La réponse de Patrick Drahi, propriétaire d'Altice, a été immédiate et sans appel : un rejet pur et simple.
Du côté d'Orange, on ne se montre guère surpris. Laurent Martinez, directeur financier du groupe, a qualifié ce refus de "pratique normale de négociation". Pour le consortium, cette offre reste "attrayante" et constitue "une solution française sur un sujet stratégique".
Les trois opérateurs ont donc maintenu leur proposition, tout en affichant leur volonté de poursuivre le dialogue.
Drahi impose son tempo et ses conditions
Mais le "non" d'Altice n'était pas qu'une simple posture de négociation. Patrick Drahi est rapidement revenu à la charge avec ses propres exigences, bien plus strictes. Selon des informations de BFM TV, le propriétaire d'Altice réclamerait désormais 21 milliards d'euros pour les actifs convoités.

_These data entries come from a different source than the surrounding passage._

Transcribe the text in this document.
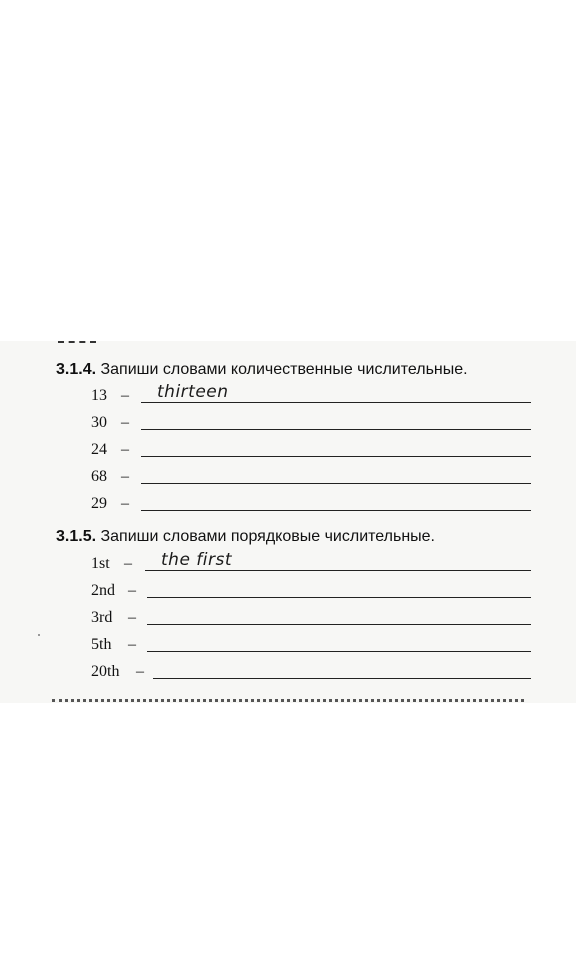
3.1.4. Запиши словами количественные числительные.
13 – thirteen
30 –
24 –
68 –
29 –
3.1.5. Запиши словами порядковые числительные.
1st – the first
2nd –
3rd –
5th –
20th –
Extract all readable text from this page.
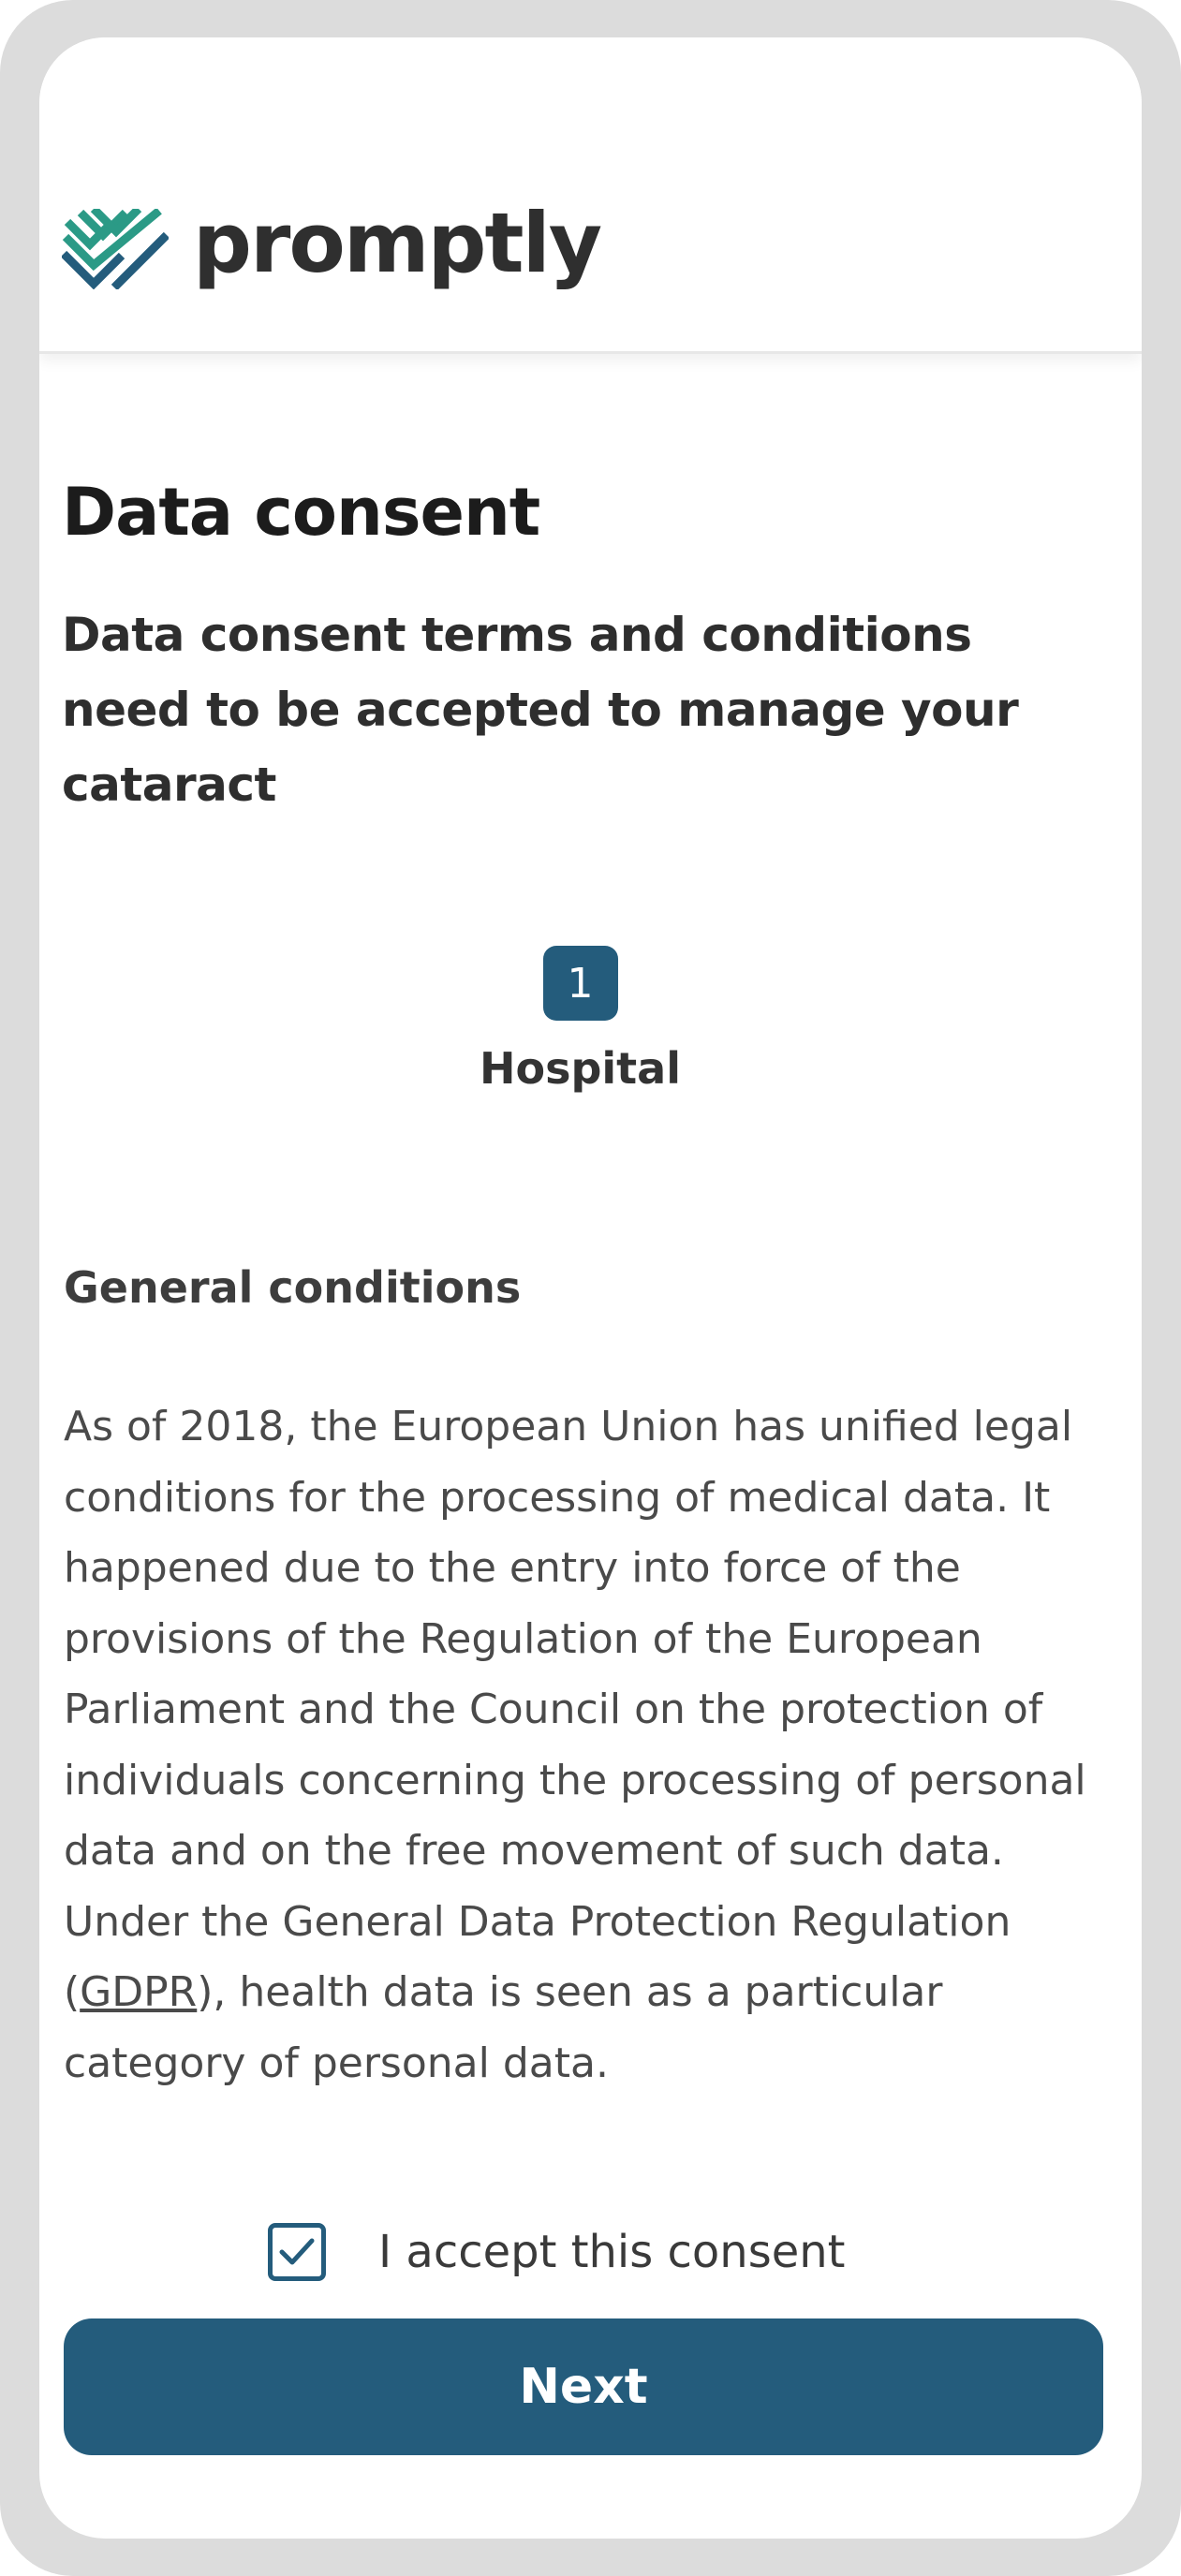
promptly
Data consent
Data consent terms and conditions need to be accepted to manage your cataract
1
Hospital
General conditions

As of 2018, the European Union has unified legal conditions for the processing of medical data. It happened due to the entry into force of the provisions of the Regulation of the European Parliament and the Council on the protection of individuals concerning the processing of personal data and on the free movement of such data.

Under the General Data Protection Regulation (GDPR), health data is seen as a particular category of personal data.

I accept this consent
Next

Plus encore que le montant, c'est le calendrier qui crispe les discussions. Drahi exigerait une opération bouclée au plus tard début 2027, avant les élections présidentielles françaises. Ce tempo semble très ambitieux. En effet, l'examen du dossier par l'Autorité de la concurrence pourrait à lui seul durer environ 18 mois.
Cela ne laisserait que trois mois à peine au consortium pour revoir son offre et la finaliser. C'est un point de friction majeur, car les candidats, Bouygues en tête, réclamaient justement du temps pour analyser en détail les comptes de SFR, craignant une possible dégradation.
Des négociations sous haute tension historique
Les véritables négociations ne font donc que commencer. Selon le magazine Challenges, les dirigeants des trois groupes, Christel Heydemann pour Orange, Olivier Roussat pour Bouygues et Thomas Reynaud pour Iliad, se réunissent chaque semaine depuis cinq mois. L'ambiance serait, sans surprise, complexe.
Si certains affirment que la connaissance mutuelle des protagonistes facilite les échanges, d'autres rappellent les échecs cuisants du passé. La tentative avortée de rachat de Bouygues par Orange il y a dix ans, sabordée par une guerre d'ego entre Martin Bouygues et Xavier Niel, reste dans toutes les mémoires.
Un "niveau de défiance" serait toujours présent. C'est Christel Heydemann, la directrice générale d'Orange, qui serait désormais à la manœuvre pour tenter d'apaiser les tensions, notamment entre Free et Bouygues, et trouver un terrain d'entente.
Dans le même temps, Orange a profité de la présentation de ses résultats trimestriels pour relever ses objectifs annuels, fort d'un Ebitdaal en hausse de 3,7%. Le géant des télécoms a confirmé son intérêt pour un "dialogue constructif" sur SFR, tout en préparant l'avenir. Le groupe s'attend notamment à un impact positif de 300 millions d'euros de l'intelligence artificielle en 2025.
La partie est loin d'être gagnée. Patrick Drahi est en position de force, soutenu par les créanciers d'Altice France qui détiennent 45% du capital et poussent pour une meilleure valorisation. Le dénouement de ce feuilleton stratégique dépendra de la capacité des trois rivaux historiques à surmonter leurs différends pour présenter une offre que Drahi ne pourra, cette fois, pas refuser.